Zwei neue Bücher bieten interessante, wenn auch indirekte Ausblicke auf das Lifehacking. „Autopilot - The Art and Science of Doing Nothing“ von Andrew Smart berichtet über einige neuere Forschungen im Bereich der Neurowissenschaft - insbesondere die erstaunliche Entdeckung, dass unser Gehirn im Ruhezustand weit mehr Arbeit verrichtet, als bislang bekannt - und vertritt die These, Zeit mit Nichtstun zu verbringen, buchstäblich still dazusitzen und sich Tagträumen hinzugeben sei absolut unerlässlich, wenn wir unsere mentalen Fähigkeiten voll entfalten und auf neue, originelle Ideen kommen wollten.

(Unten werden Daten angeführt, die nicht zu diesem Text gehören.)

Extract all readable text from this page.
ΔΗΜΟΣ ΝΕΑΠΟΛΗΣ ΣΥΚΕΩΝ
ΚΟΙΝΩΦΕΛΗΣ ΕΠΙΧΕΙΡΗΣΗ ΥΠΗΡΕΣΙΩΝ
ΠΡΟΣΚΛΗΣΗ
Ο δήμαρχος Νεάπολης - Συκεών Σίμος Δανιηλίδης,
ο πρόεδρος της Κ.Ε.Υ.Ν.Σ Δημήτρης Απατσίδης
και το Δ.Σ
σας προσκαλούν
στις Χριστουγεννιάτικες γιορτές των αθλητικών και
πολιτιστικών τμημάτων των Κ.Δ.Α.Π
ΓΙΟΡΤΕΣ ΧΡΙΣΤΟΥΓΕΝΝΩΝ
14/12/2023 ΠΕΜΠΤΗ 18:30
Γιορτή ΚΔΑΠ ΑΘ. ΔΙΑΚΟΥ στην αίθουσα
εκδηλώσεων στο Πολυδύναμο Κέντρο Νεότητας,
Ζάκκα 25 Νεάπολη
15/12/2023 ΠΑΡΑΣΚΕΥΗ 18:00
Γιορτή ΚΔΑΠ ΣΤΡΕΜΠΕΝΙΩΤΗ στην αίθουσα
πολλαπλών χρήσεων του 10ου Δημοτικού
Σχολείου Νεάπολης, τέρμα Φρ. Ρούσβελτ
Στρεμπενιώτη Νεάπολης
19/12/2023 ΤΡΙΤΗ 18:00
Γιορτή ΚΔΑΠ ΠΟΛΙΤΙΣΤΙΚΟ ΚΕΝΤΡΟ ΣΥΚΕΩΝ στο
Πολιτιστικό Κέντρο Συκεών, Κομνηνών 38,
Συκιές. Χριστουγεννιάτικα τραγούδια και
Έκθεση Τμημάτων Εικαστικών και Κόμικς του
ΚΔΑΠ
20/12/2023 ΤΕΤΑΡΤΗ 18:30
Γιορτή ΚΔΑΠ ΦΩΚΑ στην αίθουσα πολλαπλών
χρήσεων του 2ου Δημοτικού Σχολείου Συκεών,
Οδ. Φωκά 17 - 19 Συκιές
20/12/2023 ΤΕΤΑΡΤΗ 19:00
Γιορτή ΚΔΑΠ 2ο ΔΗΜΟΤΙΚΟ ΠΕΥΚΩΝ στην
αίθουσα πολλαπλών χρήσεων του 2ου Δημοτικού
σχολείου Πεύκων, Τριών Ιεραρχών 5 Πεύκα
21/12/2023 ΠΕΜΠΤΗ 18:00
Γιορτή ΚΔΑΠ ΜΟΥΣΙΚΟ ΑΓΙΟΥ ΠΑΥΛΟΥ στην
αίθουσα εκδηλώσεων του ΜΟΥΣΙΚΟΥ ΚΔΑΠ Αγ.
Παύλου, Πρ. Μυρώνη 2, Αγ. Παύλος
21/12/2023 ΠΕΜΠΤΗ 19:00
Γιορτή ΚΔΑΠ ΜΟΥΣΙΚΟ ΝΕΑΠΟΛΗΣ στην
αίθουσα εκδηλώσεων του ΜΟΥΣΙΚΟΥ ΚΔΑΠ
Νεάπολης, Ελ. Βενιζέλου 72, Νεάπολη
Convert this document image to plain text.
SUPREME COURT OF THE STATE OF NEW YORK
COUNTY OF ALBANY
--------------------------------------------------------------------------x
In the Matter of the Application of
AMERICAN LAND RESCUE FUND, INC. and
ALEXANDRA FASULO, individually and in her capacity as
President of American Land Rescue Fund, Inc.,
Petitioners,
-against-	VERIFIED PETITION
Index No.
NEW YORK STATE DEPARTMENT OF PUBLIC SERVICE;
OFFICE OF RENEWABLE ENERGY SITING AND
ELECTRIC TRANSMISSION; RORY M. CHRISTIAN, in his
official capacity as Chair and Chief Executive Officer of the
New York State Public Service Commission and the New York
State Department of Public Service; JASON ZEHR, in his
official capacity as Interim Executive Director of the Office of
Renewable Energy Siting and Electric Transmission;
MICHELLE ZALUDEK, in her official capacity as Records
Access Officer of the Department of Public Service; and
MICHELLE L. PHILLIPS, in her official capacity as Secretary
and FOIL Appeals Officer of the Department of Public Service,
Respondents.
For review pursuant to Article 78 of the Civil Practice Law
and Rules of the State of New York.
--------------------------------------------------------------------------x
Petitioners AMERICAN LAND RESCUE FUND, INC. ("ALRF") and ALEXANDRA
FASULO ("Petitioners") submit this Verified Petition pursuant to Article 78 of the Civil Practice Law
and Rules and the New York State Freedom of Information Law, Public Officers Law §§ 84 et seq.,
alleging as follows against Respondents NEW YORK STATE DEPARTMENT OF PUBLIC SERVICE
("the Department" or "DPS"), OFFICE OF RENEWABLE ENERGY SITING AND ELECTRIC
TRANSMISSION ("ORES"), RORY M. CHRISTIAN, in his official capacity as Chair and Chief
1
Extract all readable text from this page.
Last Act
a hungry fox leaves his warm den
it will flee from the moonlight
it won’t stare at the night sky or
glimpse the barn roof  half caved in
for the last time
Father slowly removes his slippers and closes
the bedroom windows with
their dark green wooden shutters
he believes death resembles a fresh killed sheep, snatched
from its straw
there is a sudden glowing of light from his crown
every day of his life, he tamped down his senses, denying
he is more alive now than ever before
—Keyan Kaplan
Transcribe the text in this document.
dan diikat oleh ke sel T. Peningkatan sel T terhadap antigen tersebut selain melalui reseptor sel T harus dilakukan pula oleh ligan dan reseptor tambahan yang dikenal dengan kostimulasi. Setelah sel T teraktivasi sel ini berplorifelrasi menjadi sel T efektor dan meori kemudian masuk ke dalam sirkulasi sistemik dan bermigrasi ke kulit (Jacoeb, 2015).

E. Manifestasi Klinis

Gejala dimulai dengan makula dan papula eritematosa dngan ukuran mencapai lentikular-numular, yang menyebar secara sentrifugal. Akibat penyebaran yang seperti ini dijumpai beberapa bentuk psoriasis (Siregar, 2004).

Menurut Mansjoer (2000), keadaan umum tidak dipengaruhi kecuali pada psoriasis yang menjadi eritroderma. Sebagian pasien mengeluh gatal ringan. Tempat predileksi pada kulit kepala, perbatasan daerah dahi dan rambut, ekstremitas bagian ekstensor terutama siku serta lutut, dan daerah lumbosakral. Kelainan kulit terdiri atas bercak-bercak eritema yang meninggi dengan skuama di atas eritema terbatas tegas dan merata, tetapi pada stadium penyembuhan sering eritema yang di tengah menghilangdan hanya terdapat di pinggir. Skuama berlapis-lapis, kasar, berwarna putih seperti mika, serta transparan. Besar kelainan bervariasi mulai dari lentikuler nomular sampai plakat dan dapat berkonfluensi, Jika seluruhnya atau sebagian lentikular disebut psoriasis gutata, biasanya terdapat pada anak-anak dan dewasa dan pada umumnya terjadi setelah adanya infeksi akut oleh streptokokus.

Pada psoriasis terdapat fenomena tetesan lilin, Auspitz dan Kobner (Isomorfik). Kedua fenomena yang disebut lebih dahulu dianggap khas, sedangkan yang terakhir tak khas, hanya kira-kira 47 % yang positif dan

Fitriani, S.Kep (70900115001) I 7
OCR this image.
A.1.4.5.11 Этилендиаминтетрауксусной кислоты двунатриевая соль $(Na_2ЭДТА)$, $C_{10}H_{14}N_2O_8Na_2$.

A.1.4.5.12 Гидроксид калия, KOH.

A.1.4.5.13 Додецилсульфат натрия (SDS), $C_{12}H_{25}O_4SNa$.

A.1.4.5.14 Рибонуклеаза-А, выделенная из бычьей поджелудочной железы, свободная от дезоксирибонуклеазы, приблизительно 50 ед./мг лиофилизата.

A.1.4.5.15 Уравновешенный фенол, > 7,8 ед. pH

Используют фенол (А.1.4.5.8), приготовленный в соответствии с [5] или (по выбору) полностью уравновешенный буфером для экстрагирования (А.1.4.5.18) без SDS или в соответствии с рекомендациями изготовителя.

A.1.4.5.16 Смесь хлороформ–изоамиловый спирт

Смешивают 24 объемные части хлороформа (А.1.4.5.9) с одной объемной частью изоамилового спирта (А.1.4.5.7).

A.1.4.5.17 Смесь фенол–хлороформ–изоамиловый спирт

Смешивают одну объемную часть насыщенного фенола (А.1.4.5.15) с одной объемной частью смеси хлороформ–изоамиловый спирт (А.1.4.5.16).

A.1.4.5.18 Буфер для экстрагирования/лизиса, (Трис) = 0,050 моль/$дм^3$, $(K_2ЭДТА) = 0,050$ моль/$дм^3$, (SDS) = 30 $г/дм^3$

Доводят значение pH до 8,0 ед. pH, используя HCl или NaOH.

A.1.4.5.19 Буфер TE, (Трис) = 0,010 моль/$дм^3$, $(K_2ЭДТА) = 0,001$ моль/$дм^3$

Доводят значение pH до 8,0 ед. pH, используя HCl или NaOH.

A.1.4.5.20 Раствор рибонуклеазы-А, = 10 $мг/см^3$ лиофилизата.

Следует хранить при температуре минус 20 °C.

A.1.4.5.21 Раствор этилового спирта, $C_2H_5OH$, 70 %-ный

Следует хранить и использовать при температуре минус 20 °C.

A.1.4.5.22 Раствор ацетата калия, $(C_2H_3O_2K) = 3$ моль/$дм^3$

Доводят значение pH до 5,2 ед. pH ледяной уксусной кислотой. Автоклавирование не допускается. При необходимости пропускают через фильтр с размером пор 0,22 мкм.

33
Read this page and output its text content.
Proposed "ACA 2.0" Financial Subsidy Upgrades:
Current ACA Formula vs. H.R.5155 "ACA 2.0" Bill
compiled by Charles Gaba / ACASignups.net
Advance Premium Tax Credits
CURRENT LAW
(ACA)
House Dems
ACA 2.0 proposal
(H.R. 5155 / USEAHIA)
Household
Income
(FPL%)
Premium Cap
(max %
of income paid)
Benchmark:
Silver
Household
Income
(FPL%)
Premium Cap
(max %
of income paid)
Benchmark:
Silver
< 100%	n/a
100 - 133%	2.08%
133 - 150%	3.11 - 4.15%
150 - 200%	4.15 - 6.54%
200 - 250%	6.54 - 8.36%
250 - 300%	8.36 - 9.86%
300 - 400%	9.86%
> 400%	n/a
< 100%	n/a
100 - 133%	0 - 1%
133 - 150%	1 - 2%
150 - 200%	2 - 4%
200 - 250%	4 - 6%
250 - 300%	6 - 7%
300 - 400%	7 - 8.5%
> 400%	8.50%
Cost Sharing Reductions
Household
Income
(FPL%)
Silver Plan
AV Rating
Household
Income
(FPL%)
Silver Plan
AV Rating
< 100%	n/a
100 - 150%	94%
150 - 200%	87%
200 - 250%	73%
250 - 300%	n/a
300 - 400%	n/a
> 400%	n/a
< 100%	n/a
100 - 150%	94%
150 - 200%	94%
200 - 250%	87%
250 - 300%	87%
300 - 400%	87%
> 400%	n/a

Lifehacking-Apps als Anzeichen, dass wir zu viel zu tun haben

Wer Neues finden will, muss lernen, untätig zu sein, und das in einer Zeit, in der Untätigkeit in den Unternehmen als Todsünde gilt. Nach Smarts Logik könnte man den modernen Kapitalismus ganz leicht durch größte Geschäftigkeit zu Fall bringen, denn darunter leidet die Kreativität, und man ist nicht besser als ein Roboter, nur weit weniger produktiv. (Es ist außerdem ein sicherer Weg, gefeuert zu werden.) „Geschäftigkeit zerstört Kreativität, Selbsterkenntnis, emotionales Wohlbefinden, die Fähigkeit zum sozialen Verkehr“, behauptet Smart und verspricht, „eine wasserdichte wissenschaftliche Rechtfertigung für Faulheit zu liefern“.